The 8th of March: International Women’s Day

“Gender Equality Today for a Sustainable Tomorrow”

Haffiya Abdalla

Women are the umbrella of everything, you must know that being a woman is a blessing from God, you have the power that no man has, which makes you carry the tasks of home, work, and children, as well as the problems of pregnancy and childbirth that no man can afford, and despite all these troubles, but you do not complain and do these tasks and your face is a smile. then you probably don’t need anyone to tell you why you should be proud to be a woman.

Director of the Women’s Department at the Ministry of Social Development, Dr. Suaad Bichul, congratulated the Sudanese women and the women of the world for their special day.

Bichul said yesterday at the press conference on the occasion of International Women’s Day that this year’s slogan is “Gender equality today for a sustainable tomorrow.

Adding that Sudan will participate in the sixty-sixth session of the Commission on the Status of Women will take place from 14 to 25 March 2022. Due to the continued impact of the COVID-19 pandemic, CSW66 will take place in a hybrid format. All side events and parallel events will be fully virtual.

Being a female is that you are a symbol of motherhood and that God has blessed you with the gift of pregnancy for 9 months and you feel your child growing in your womb, it is a wonderful feeling that no mother can forget. They have the power to deal with problems although people perceive them as weak they can deal with problems, confront conflicts vigorously, and take responsibility. Women have their beauty, when God created women make them a symbol of beauty, simplicity, and agility, as well as the wisdom that does not exist in men.

Although women face serious challenges in the Sudanese legal system, it is important to highlight how women activists are launching reform initiatives to bring justice to rape victims and to end the system of impunity for rapists. International donors can contribute a great deal in terms of supporting these reform initiatives and facilitating dialogue forums.

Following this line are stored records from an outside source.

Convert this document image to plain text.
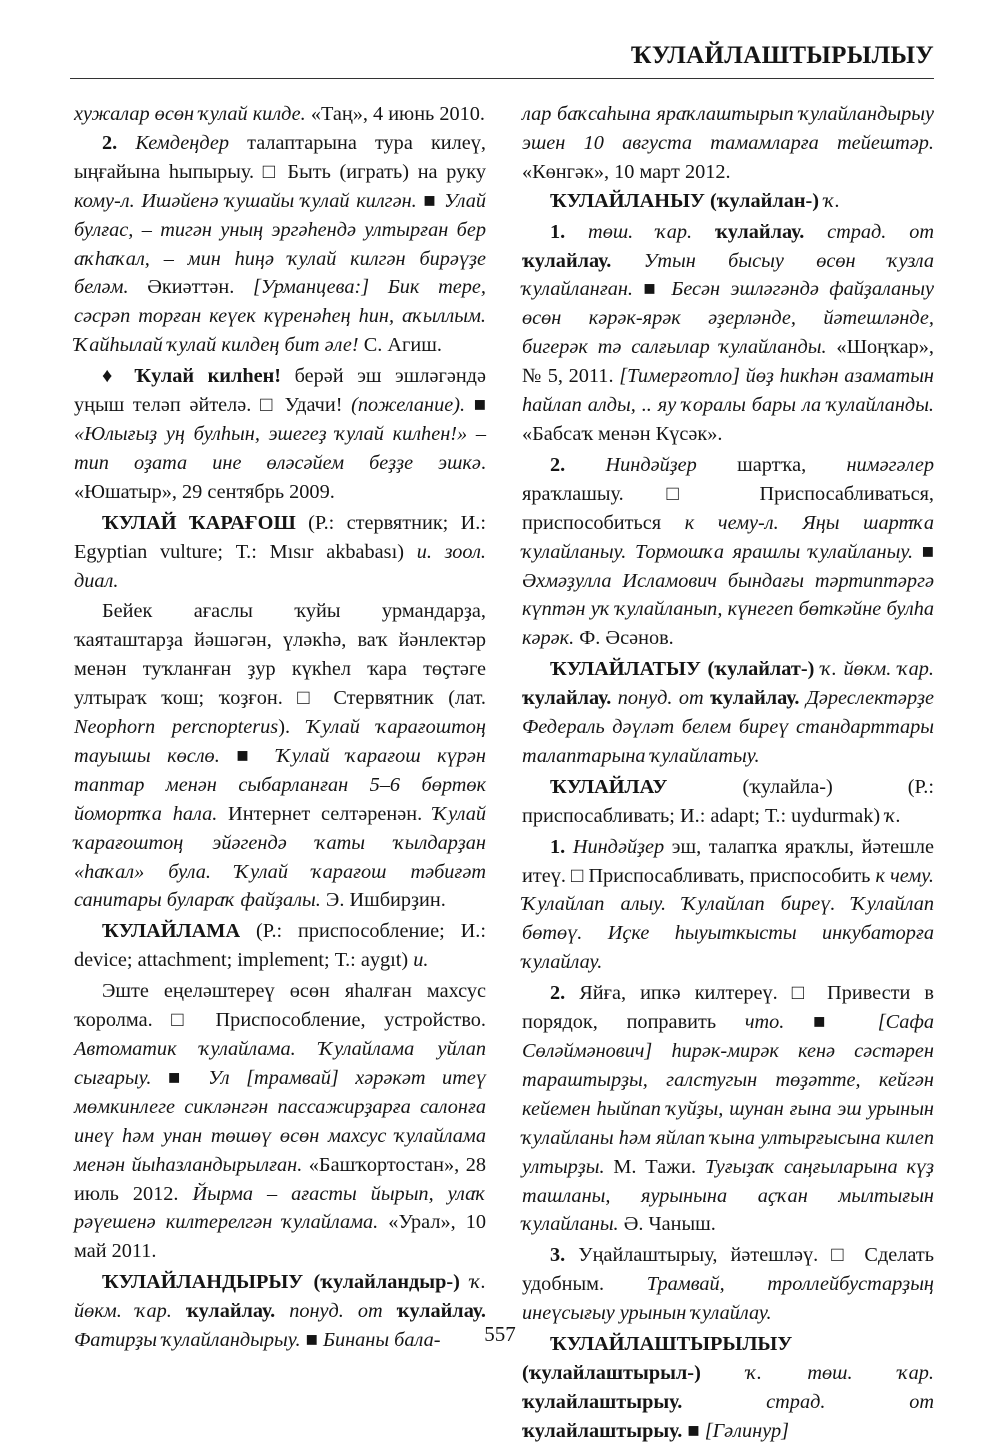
ҠУЛАЙЛАШТЫРЫЛЫУ

хужалар өсөн ҡулай килде. «Таң», 4 июнь 2010.

2. Кемдеңдер талаптарына тура килеү, ыңғайына һыпырыу. □ Быть (играть) на руку кому-л. Ишәйенә ҡушайы ҡулай килгән. ■ Улай булғас, – тигән уның эргәһендә ултырған бер аҡһаҡал, – мин һиңә ҡулай килгән бирәүҙе беләм. Әкиәттән. [Урманцева:] Бик тере, сәсрәп торған кеүек күренәһең һин, аҡыллым. Ҡайһылай ҡулай килдең бит әле! С. Агиш.

♦ Ҡулай килһен! берәй эш эшләгәндә уңыш теләп әйтелә. □ Удачи! (пожелание). ■ «Юлығыҙ уң булһын, эшегеҙ ҡулай килһен!» – тип оҙата ине өләсәйем беҙҙе эшкә. «Юшатыр», 29 сентябрь 2009.

ҠУЛАЙ ҠАРАҒОШ (Р.: стервятник; И.: Egyptian vulture; Т.: Mısır akbabası) и. зоол. диал.

Бейек ағаслы ҡуйы урмандарҙа, ҡаяташтарҙа йәшәгән, үләкһә, ваҡ йәнлектәр менән туҡланған ҙур күкһел ҡара төҫтәге ултыраҡ ҡош; ҡоҙғон. □ Стервятник (лат. Neophorn percnopterus). Ҡулай ҡарағоштоң тауышы көслө. ■ Ҡулай ҡарағош күрән таптар менән сыбарланған 5–6 бөртөк йомортҡа һала. Интернет селтәренән. Ҡулай ҡарағоштоң эйәгендә ҡаты ҡылдарҙан «һаҡал» була. Ҡулай ҡарағош тәбиғәт санитары булараҡ файҙалы. Э. Ишбирҙин.

ҠУЛАЙЛАМА (Р.: приспособление; И.: device; attachment; implement; Т.: aygıt) и.

Эште еңеләштереү өсөн яһалған махсус ҡоролма. □ Приспособление, устройство. Автоматик ҡулайлама. Ҡулайлама уйлап сығарыу. ■ Ул [трамвай] хәрәкәт итеү мөмкинлеге сикләнгән пассажирҙарға салонға инеү һәм унан төшөү өсөн махсус ҡулайлама менән йыһазландырылған. «Башҡортостан», 28 июль 2012. Йырма – ағасты йырып, улаҡ рәүешенә килтерелгән ҡулайлама. «Урал», 10 май 2011.

ҠУЛАЙЛАНДЫРЫУ (ҡулайландыр-) ҡ. йөкм. ҡар. ҡулайлау. понуд. от ҡулайлау. Фатирҙы ҡулайландырыу. ■ Бинаны бала-

лар баҡсаһына яраҡлаштырып ҡулайландырыу эшен 10 августа тамамларға тейештәр. «Көнгәк», 10 март 2012.

ҠУЛАЙЛАНЫУ (ҡулайлан-) ҡ.

1. төш. ҡар. ҡулайлау. страд. от ҡулайлау. Утын бысыу өсөн ҡузла ҡулайланған. ■ Бесән эшләгәндә файҙаланыу өсөн кәрәк-ярәк әҙерләнде, йәтешләнде, бигерәк тә салғылар ҡулайланды. «Шоңҡар», № 5, 2011. [Тимерғотло] йөҙ һикһән азаматын һайлап алды, .. яу ҡоралы бары ла ҡулайланды. «Бабсаҡ менән Күсәк».

2. Ниндәйҙер шартҡа, нимәгәлер яраҡлашыу. □ Приспосабливаться, приспособиться к чему-л. Яңы шартҡа ҡулайланыу. Тормошҡа ярашлы ҡулайланыу. ■ Әхмәҙулла Исламович бындағы тәртиптәргә күптән уҡ ҡулайланып, күнегеп бөткәйне булһа кәрәк. Ф. Әсәнов.

ҠУЛАЙЛАТЫУ (ҡулайлат-) ҡ. йөкм. ҡар. ҡулайлау. понуд. от ҡулайлау. Дәреслектәрҙе Федераль дәүләт белем биреү стандарттары талаптарына ҡулайлатыу.

ҠУЛАЙЛАУ (ҡулайла-) (Р.: приспосабливать; И.: adapt; Т.: uydurmak) ҡ.

1. Ниндәйҙер эш, талапҡа яраҡлы, йәтешле итеү. □ Приспосабливать, приспособить к чему. Ҡулайлап алыу. Ҡулайлап биреү. Ҡулайлап бөтөү. Иҫке һыуыткысты инкубаторға ҡулайлау.

2. Яйға, ипкә килтереү. □ Привести в порядок, поправить что. ■ [Сафа Сөләймәнович] һирәк-мирәк кенә сәстәрен тараштырҙы, галстугын төҙәтте, кейгән кейемен һыйпап ҡуйҙы, шунан ғына эш урынын ҡулайланы һәм яйлап ҡына ултырғысына килеп ултырҙы. М. Тажи. Туғыҙаҡ саңғыларына күҙ ташланы, яурынына аҫҡан мылтығын ҡулайланы. Ә. Чаныш.

3. Уңайлаштырыу, йәтешләү. □ Сделать удобным. Трамвай, троллейбустарҙың инеүсығыу урынын ҡулайлау.

ҠУЛАЙЛАШТЫРЫЛЫУ (ҡулайлаштырыл-) ҡ. төш. ҡар. ҡулайлаштырыу. страд. от ҡулайлаштырыу. ■ [Гәлинур]

557
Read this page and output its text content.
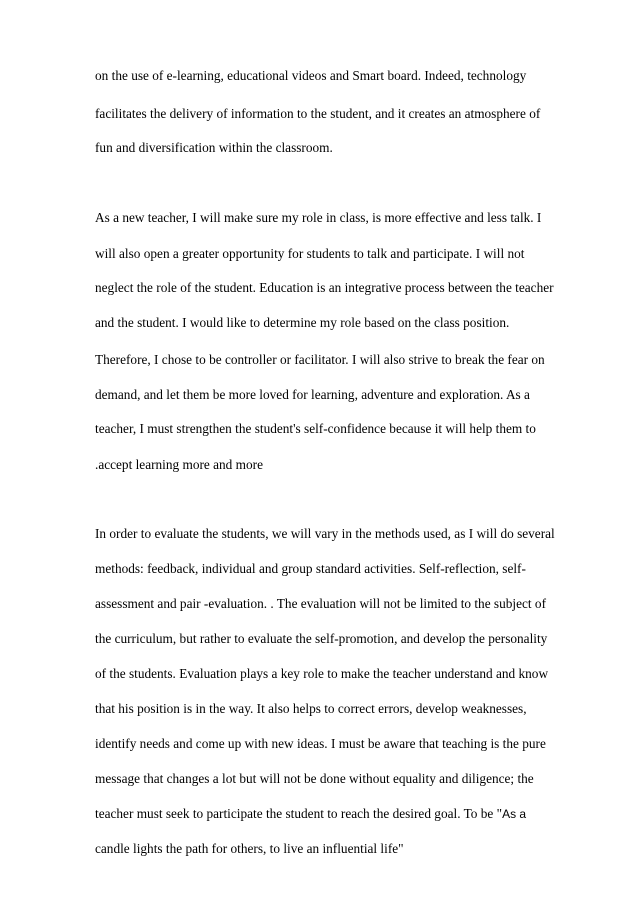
on the use of e-learning, educational videos and Smart board. Indeed, technology
facilitates the delivery of information to the student, and it creates an atmosphere of
fun and diversification within the classroom.
As a new teacher, I will make sure my role in class, is more effective and less talk. I
will also open a greater opportunity for students to talk and participate. I will not
neglect the role of the student. Education is an integrative process between the teacher
and the student. I would like to determine my role based on the class position.
Therefore, I chose to be controller or facilitator. I will also strive to break the fear on
demand, and let them be more loved for learning, adventure and exploration. As a
teacher, I must strengthen the student's self-confidence because it will help them to
.accept learning more and more
In order to evaluate the students, we will vary in the methods used, as I will do several
methods: feedback, individual and group standard activities. Self-reflection, self-
assessment and pair -evaluation. . The evaluation will not be limited to the subject of
the curriculum, but rather to evaluate the self-promotion, and develop the personality
of the students. Evaluation plays a key role to make the teacher understand and know
that his position is in the way. It also helps to correct errors, develop weaknesses,
identify needs and come up with new ideas. I must be aware that teaching is the pure
message that changes a lot but will not be done without equality and diligence; the
teacher must seek to participate the student to reach the desired goal. To be "As a
candle lights the path for others, to live an influential life"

Breastfeeding is the best way to provide infants with the nutrients they need. WHO recommends exclusive breastfeeding starting within one hour after birth until a baby is six months old.

Despite what some people think, women have always worked. Women played valuable roles in the pre-Industrial market economy by laboring on family farms. Women were also important to the Industrial Revolution, often moving far from home and taking dangerous and low-paying jobs to support their families or live independently without familial support.

World Alliance for Breastfeeding Action said that breastfeeding is an important women’s issue, human rights issue, and feminist issue since breastfeeding empowers women and contributes to gender equality. Women who wish to breasted their babies but cannot – because of inadequate support from family or health workers, constraints in the workplace, or misinformation from the infant food industry – are oppressed and exploited. Groups and individuals interested in fighting for women’s rights and human rights should take action to change this situation, and recognize breastfeeding as a woman’s right.

Women are empowered by asserting the value of both their productive and reproductive work. Women should never be forced to choose between mother-work and other work. Conditions supportive to successful nurturing, are conditions that reduce gender subordination generally by contradicting negative images of women and emphasizing the value of women’s reproductive work.

According to Africa Renewal, the 2018-2019 protests in Sudan represented a return to government, organization, and mobilization of women rather than a sudden rise. Women became recognizable leaders by music, poetry, and speeches in the leading lines of the prohibitions. They scheduled times and sites and arranged them. They provided other demonstrators with food, shelter, and the resources needed. They also have been subjected to physical abuse, tear gas, and death. According to news media, over 70% of protestors were women.

The Transitional Constitution ensures that the Transitional Legislative Council, which contains 120 members, represents 40 percent for women in the 300-seat parliamentary assembly, an increase of 25 percent from the previous representation quotable under the former regime.

So I would extend greetings to all women of Sudan who struggling to earn living, greetings to all women of Sudan especially women of Darfur, South Kordofan, and the Blue Nile, who keep lives and fight to achieve peace and stability. Women still have to work hard to enjoy their human rights and you have to say proudly “I am a woman!”

It is time for us to uplift the voices of women everywhere — those who hesitate to speak up about bias in the workplace and outside of it, and those who are actively advocating against it.

Regardless of gender, International Women’s Day (IWD) 2022 on 8 March is a beautiful moment for all of us to reflect on and celebrate the strides made in women empowerment globally.

Together, we can take it further and make more progress in support of women’s rights socially, economically, culturally, and politically.